For those who do not want to use Hadoop, Apache Spark and Apache Shark offer performance improvements over previous versions of DataStax Enterprise Analytics using Hadoop. Spark runs locally on each node and executes in memory when possible. Based on Spark's Resilient Distributed Datasets (RDD), Spark can employ RAM for dataset persistence. Spark stores files for chained iteration in memory as opposed to using temporary storage in HDFS, as Hadoop does. Contrary to Hadoop, Spark utilizes multiple threads instead of multiple processes to achieve parallelism on a single node, avoiding the memory overhead of several JVMs. Spark is the default mode when you start an analytics node in a packaged installation.
About Apache Shark¶
From a usage perspective, Shark is the counterpart to Hive. Typically, queries run faster in Shark than in Hive. Shark stores metadata in the Cassandra keyspace called HiveMetaStore. External tables are not stored unless explicitly requested. Shark depends on Hive for parsing and for some optimization translations.
Spark processing resembles Hadoop processing. A Spark Master controls the workflow, and a Spark Worker launches executors responsible for executing part of the job submitted to the Spark master. Spark architecture is slightly more complex than Hadoop architecture, as described in the Apache documentation. Spark supports multiple applications. A single application can spawn multiple jobs and the jobs run in parallel. An application reserves some resources on every node and these resources are not freed until the application finishes. For example, every session of Spark shell or Shark shell is an application that reserves resources. By default, the scheduler tries allocate the application to the highest number of different nodes. For example, if the application declares that it needs four cores and there are ten servers, each offering two cores, the application most likely gets four executors, each on a different node, each consuming a single core. However, the application can get also two executors on two different nodes, each consuming two cores. The user can configure the application scheduler. Contrary to Hadoop trackers, Spark workers / master are spawned as separate processes and are very lightweight. Workers spawn other memory heavy processes that are dedicated to handling queries. Memory settings for those additional processes are fully controlled by the administrator.
In deployment, one analytics node runs the Spark master, and spark workers run on each of the analytics nodes. The Spark Master comes with built-in high availability. Spark executors use native integration to access data in local Cassandra nodes.
Shark uses Hadoop Input/Output formats to access Cassandra data. As you run Spark/Shark, you can access data in the Hadoop Distributed File System (HDFS) or the Cassandra File System (CFS) by using the URL for one or the other.
About the highly available Spark Master¶
The Spark Master High Availability mechanism requires that you create a special user. The user name needs to begin with the name of the node and contain the encoded node identifier. The password is randomised. Do not remove this user nor change the password. The Spark Master used these credentials to login to Cassandra and store recovery information. The Spark master creates the user on Spark Master node startup.

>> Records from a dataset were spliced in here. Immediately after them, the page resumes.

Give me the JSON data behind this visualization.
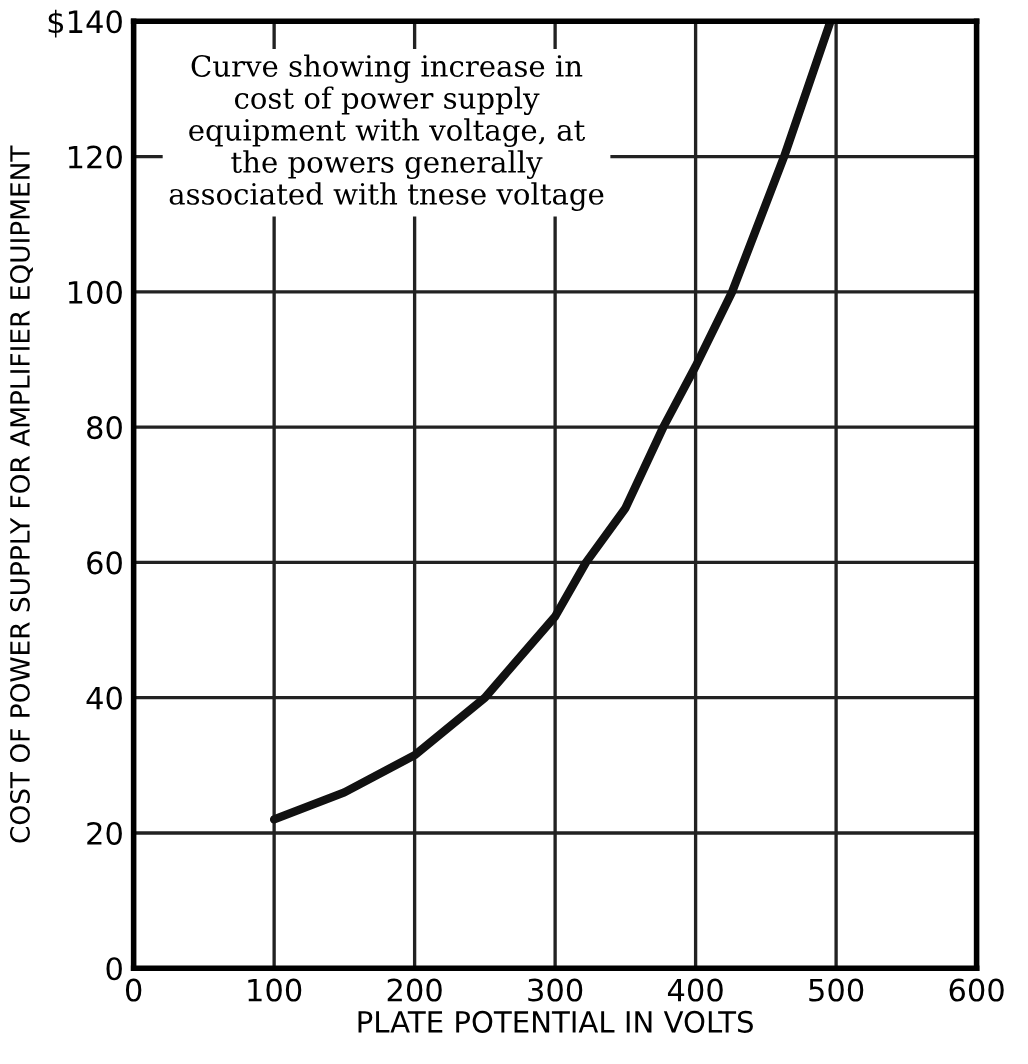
{
  "chart_data": {
    "type": "line",
    "xlabel": "PLATE POTENTIAL IN VOLTS",
    "ylabel": "COST OF POWER SUPPLY FOR AMPLIFIER EQUIPMENT",
    "annotations": [
      "Curve showing increase in\ncost of power supply\nequipment with voltage, at\nthe powers generally\nassociated with tnese voltage"
    ],
    "x": [
      100,
      150,
      200,
      250,
      300,
      322,
      350,
      377,
      400,
      426,
      463,
      496
    ],
    "series": [
      {
        "color": "#111111",
        "values": [
          22,
          26,
          31.5,
          40,
          52,
          60,
          68,
          80,
          89,
          100,
          120,
          140
        ]
      }
    ],
    "xlim": [
      0,
      600
    ],
    "xticks": [
      0,
      100,
      200,
      300,
      400,
      500,
      600
    ],
    "ylim": [
      0,
      140
    ],
    "yticks": [
      0,
      20,
      40,
      60,
      80,
      100,
      120,
      {
        "value": 140,
        "label": "$140"
      }
    ],
    "grid": true,
    "marker": "none",
    "line_style": "solid"
  }
}
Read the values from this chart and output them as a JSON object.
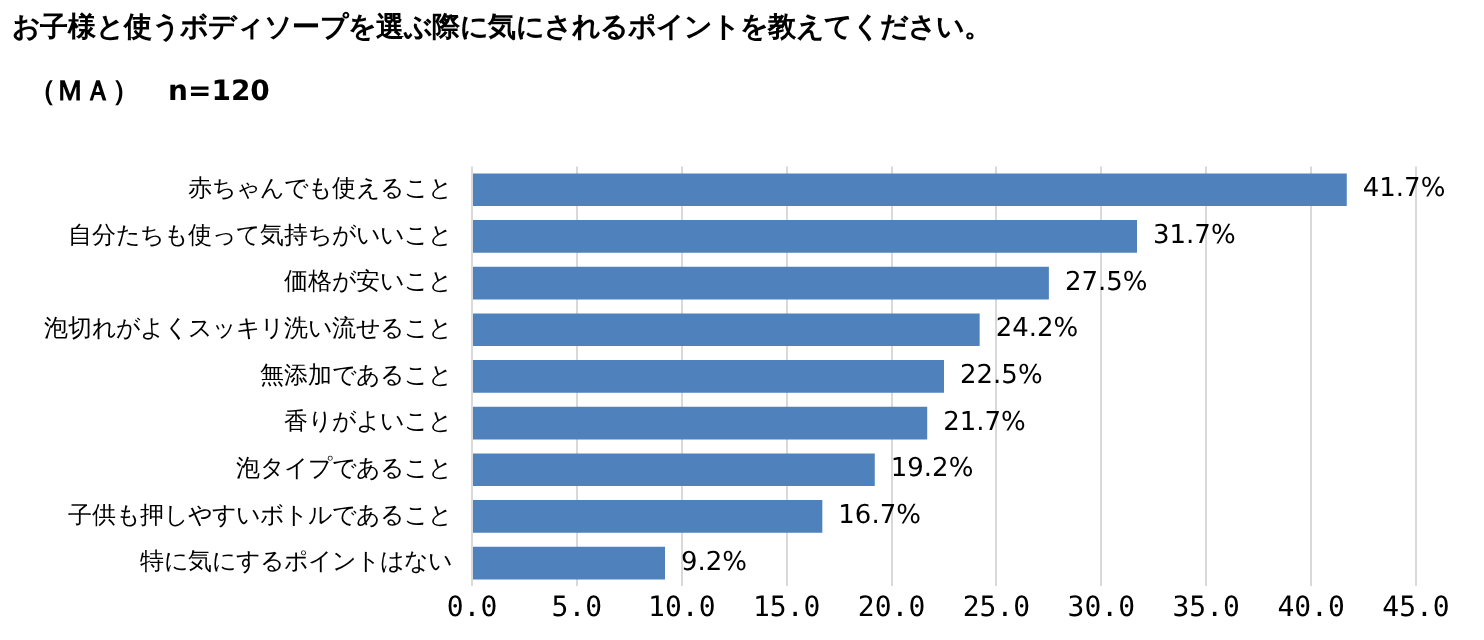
{
  "chart_data": {
    "type": "bar",
    "orientation": "horizontal",
    "title": "お子様と使うボディソープを選ぶ際に気にされるポイントを教えてください。",
    "subtitle": "（ＭＡ）　n=120",
    "categories": [
      "赤ちゃんでも使えること",
      "自分たちも使って気持ちがいいこと",
      "価格が安いこと",
      "泡切れがよくスッキリ洗い流せること",
      "無添加であること",
      "香りがよいこと",
      "泡タイプであること",
      "子供も押しやすいボトルであること",
      "特に気にするポイントはない"
    ],
    "values": [
      41.7,
      31.7,
      27.5,
      24.2,
      22.5,
      21.7,
      19.2,
      16.7,
      9.2
    ],
    "value_labels": [
      "41.7%",
      "31.7%",
      "27.5%",
      "24.2%",
      "22.5%",
      "21.7%",
      "19.2%",
      "16.7%",
      "9.2%"
    ],
    "color": "#4f81bd",
    "xlim": [
      0,
      45
    ],
    "xticks": [
      {
        "value": 0,
        "label": "0.0"
      },
      {
        "value": 5,
        "label": "5.0"
      },
      {
        "value": 10,
        "label": "10.0"
      },
      {
        "value": 15,
        "label": "15.0"
      },
      {
        "value": 20,
        "label": "20.0"
      },
      {
        "value": 25,
        "label": "25.0"
      },
      {
        "value": 30,
        "label": "30.0"
      },
      {
        "value": 35,
        "label": "35.0"
      },
      {
        "value": 40,
        "label": "40.0"
      },
      {
        "value": 45,
        "label": "45.0"
      }
    ],
    "grid": "x"
  }
}
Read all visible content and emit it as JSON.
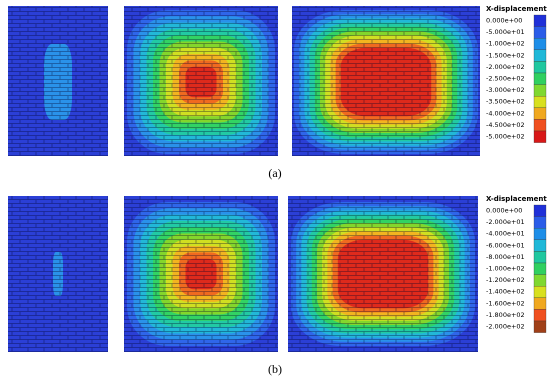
{
  "panels": [
    {
      "legend": {
        "title": "X-displacement",
        "labels": [
          "0.000e+00",
          "-5.000e+01",
          "-1.000e+02",
          "-1.500e+02",
          "-2.000e+02",
          "-2.500e+02",
          "-3.000e+02",
          "-3.500e+02",
          "-4.000e+02",
          "-4.500e+02",
          "-5.000e+02"
        ]
      },
      "caption": "(a)"
    },
    {
      "legend": {
        "title": "X-displacement",
        "labels": [
          "0.000e+00",
          "-2.000e+01",
          "-4.000e+01",
          "-6.000e+01",
          "-8.000e+01",
          "-1.000e+02",
          "-1.200e+02",
          "-1.400e+02",
          "-1.600e+02",
          "-1.800e+02",
          "-2.000e+02"
        ]
      },
      "caption": "(b)"
    }
  ]
}
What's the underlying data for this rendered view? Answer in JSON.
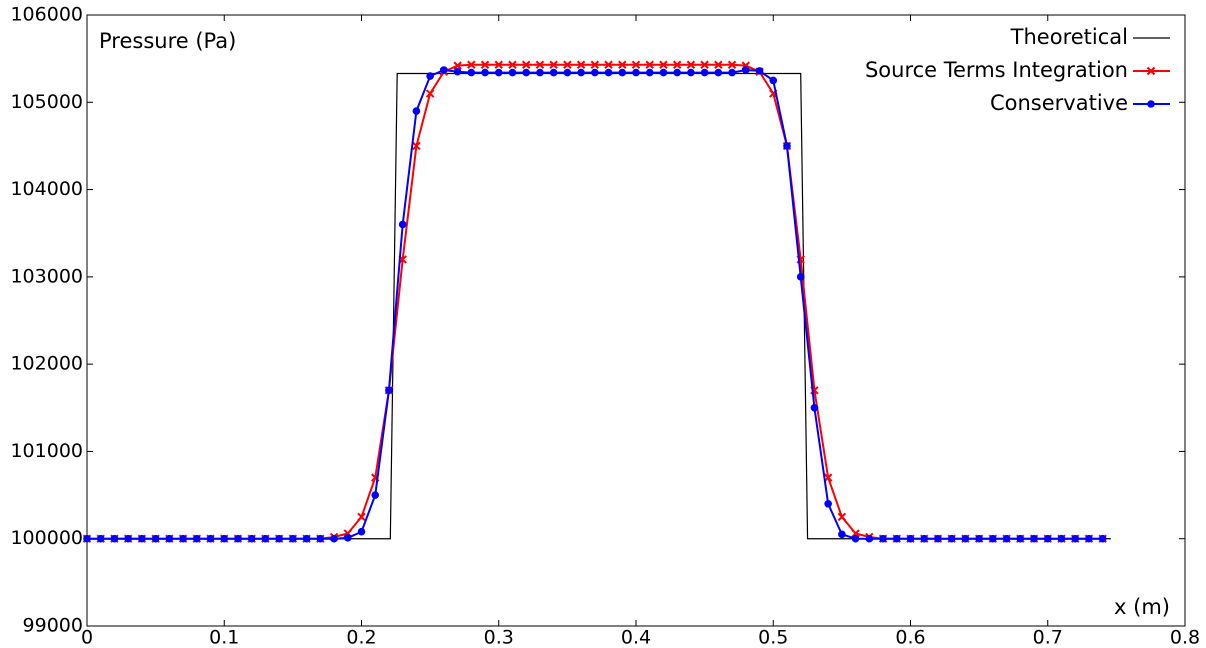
{
  "chart_data": {
    "type": "line",
    "x_label": "x (m)",
    "y_label": "Pressure (Pa)",
    "xlim": [
      0,
      0.8
    ],
    "ylim": [
      99000,
      106000
    ],
    "xticks": [
      0,
      0.1,
      0.2,
      0.3,
      0.4,
      0.5,
      0.6,
      0.7,
      0.8
    ],
    "yticks": [
      99000,
      100000,
      101000,
      102000,
      103000,
      104000,
      105000,
      106000
    ],
    "legend": "upper right",
    "series": [
      {
        "name": "Theoretical",
        "color": "#000000",
        "marker": "none",
        "x": [
          0,
          0.221,
          0.226,
          0.52,
          0.525,
          0.746
        ],
        "values": [
          100000,
          100000,
          105330,
          105330,
          100000,
          100000
        ]
      },
      {
        "name": "Source Terms Integration",
        "color": "#ff0000",
        "marker": "x",
        "x": [
          0,
          0.01,
          0.02,
          0.03,
          0.04,
          0.05,
          0.06,
          0.07,
          0.08,
          0.09,
          0.1,
          0.11,
          0.12,
          0.13,
          0.14,
          0.15,
          0.16,
          0.17,
          0.18,
          0.19,
          0.2,
          0.21,
          0.22,
          0.23,
          0.24,
          0.25,
          0.26,
          0.27,
          0.28,
          0.29,
          0.3,
          0.31,
          0.32,
          0.33,
          0.34,
          0.35,
          0.36,
          0.37,
          0.38,
          0.39,
          0.4,
          0.41,
          0.42,
          0.43,
          0.44,
          0.45,
          0.46,
          0.47,
          0.48,
          0.49,
          0.5,
          0.51,
          0.52,
          0.53,
          0.54,
          0.55,
          0.56,
          0.57,
          0.58,
          0.59,
          0.6,
          0.61,
          0.62,
          0.63,
          0.64,
          0.65,
          0.66,
          0.67,
          0.68,
          0.69,
          0.7,
          0.71,
          0.72,
          0.73,
          0.74
        ],
        "values": [
          100000,
          100000,
          100000,
          100000,
          100000,
          100000,
          100000,
          100000,
          100000,
          100000,
          100000,
          100000,
          100000,
          100000,
          100000,
          100000,
          100000,
          100000,
          100020,
          100060,
          100250,
          100700,
          101700,
          103200,
          104500,
          105100,
          105350,
          105420,
          105430,
          105430,
          105430,
          105430,
          105430,
          105430,
          105430,
          105430,
          105430,
          105430,
          105430,
          105430,
          105430,
          105430,
          105430,
          105430,
          105430,
          105430,
          105430,
          105430,
          105420,
          105350,
          105100,
          104500,
          103200,
          101700,
          100700,
          100250,
          100060,
          100020,
          100000,
          100000,
          100000,
          100000,
          100000,
          100000,
          100000,
          100000,
          100000,
          100000,
          100000,
          100000,
          100000,
          100000,
          100000,
          100000,
          100000
        ]
      },
      {
        "name": "Conservative",
        "color": "#0000ff",
        "marker": "o",
        "x": [
          0,
          0.01,
          0.02,
          0.03,
          0.04,
          0.05,
          0.06,
          0.07,
          0.08,
          0.09,
          0.1,
          0.11,
          0.12,
          0.13,
          0.14,
          0.15,
          0.16,
          0.17,
          0.18,
          0.19,
          0.2,
          0.21,
          0.22,
          0.23,
          0.24,
          0.25,
          0.26,
          0.27,
          0.28,
          0.29,
          0.3,
          0.31,
          0.32,
          0.33,
          0.34,
          0.35,
          0.36,
          0.37,
          0.38,
          0.39,
          0.4,
          0.41,
          0.42,
          0.43,
          0.44,
          0.45,
          0.46,
          0.47,
          0.48,
          0.49,
          0.5,
          0.51,
          0.52,
          0.53,
          0.54,
          0.55,
          0.56,
          0.57,
          0.58,
          0.59,
          0.6,
          0.61,
          0.62,
          0.63,
          0.64,
          0.65,
          0.66,
          0.67,
          0.68,
          0.69,
          0.7,
          0.71,
          0.72,
          0.73,
          0.74
        ],
        "values": [
          100000,
          100000,
          100000,
          100000,
          100000,
          100000,
          100000,
          100000,
          100000,
          100000,
          100000,
          100000,
          100000,
          100000,
          100000,
          100000,
          100000,
          100000,
          100000,
          100010,
          100080,
          100500,
          101700,
          103600,
          104900,
          105300,
          105370,
          105350,
          105340,
          105340,
          105340,
          105340,
          105340,
          105340,
          105340,
          105340,
          105340,
          105340,
          105340,
          105340,
          105340,
          105340,
          105340,
          105340,
          105340,
          105340,
          105340,
          105340,
          105370,
          105360,
          105250,
          104500,
          103000,
          101500,
          100400,
          100050,
          100000,
          100000,
          100000,
          100000,
          100000,
          100000,
          100000,
          100000,
          100000,
          100000,
          100000,
          100000,
          100000,
          100000,
          100000,
          100000,
          100000,
          100000,
          100000
        ]
      }
    ]
  }
}
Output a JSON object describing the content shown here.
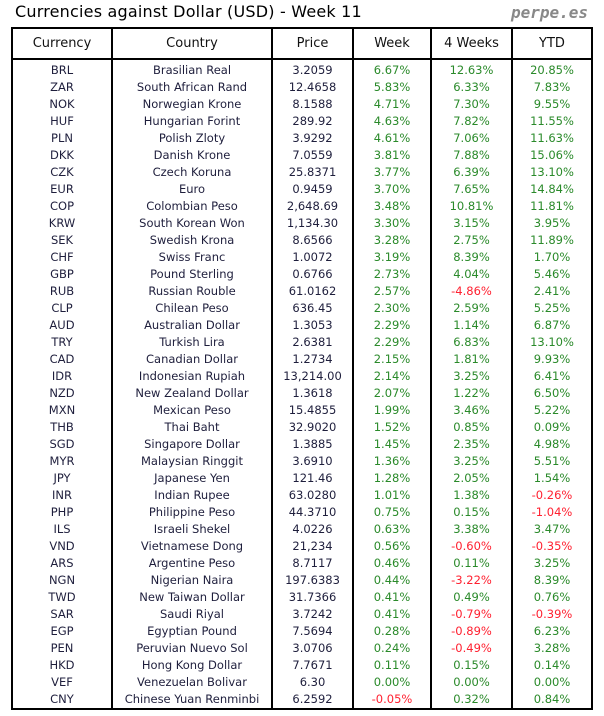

If the original Spark Master fails, the reserved one automatically takes over. You can use the dsetool movejt command to set the reserved Spark Master.
- Hadoop Job Tracker / Spark Master, active only on one node in DC at a time
- Hadoop Task Tracker / Spark Worker, on all nodes
- Cassandra File System (CFS)
Writing to blob columns from Spark is not supported in this release. Reading columns of all types is supported; however, you need to convert collections of blobs to byte arrays before serializing.
Deploying nodes for Spark jobs¶
Use a virtual data center to isolate Spark jobs. Running Spark jobs consume resources that can affect latency and throughput. To isolate Spark traffic to a subset of dedicated nodes, follow workload isolation guidelines.
DataStax Enterprise 4.5 supports the use of Cassandra virtual nodes (vnodes) with Spark.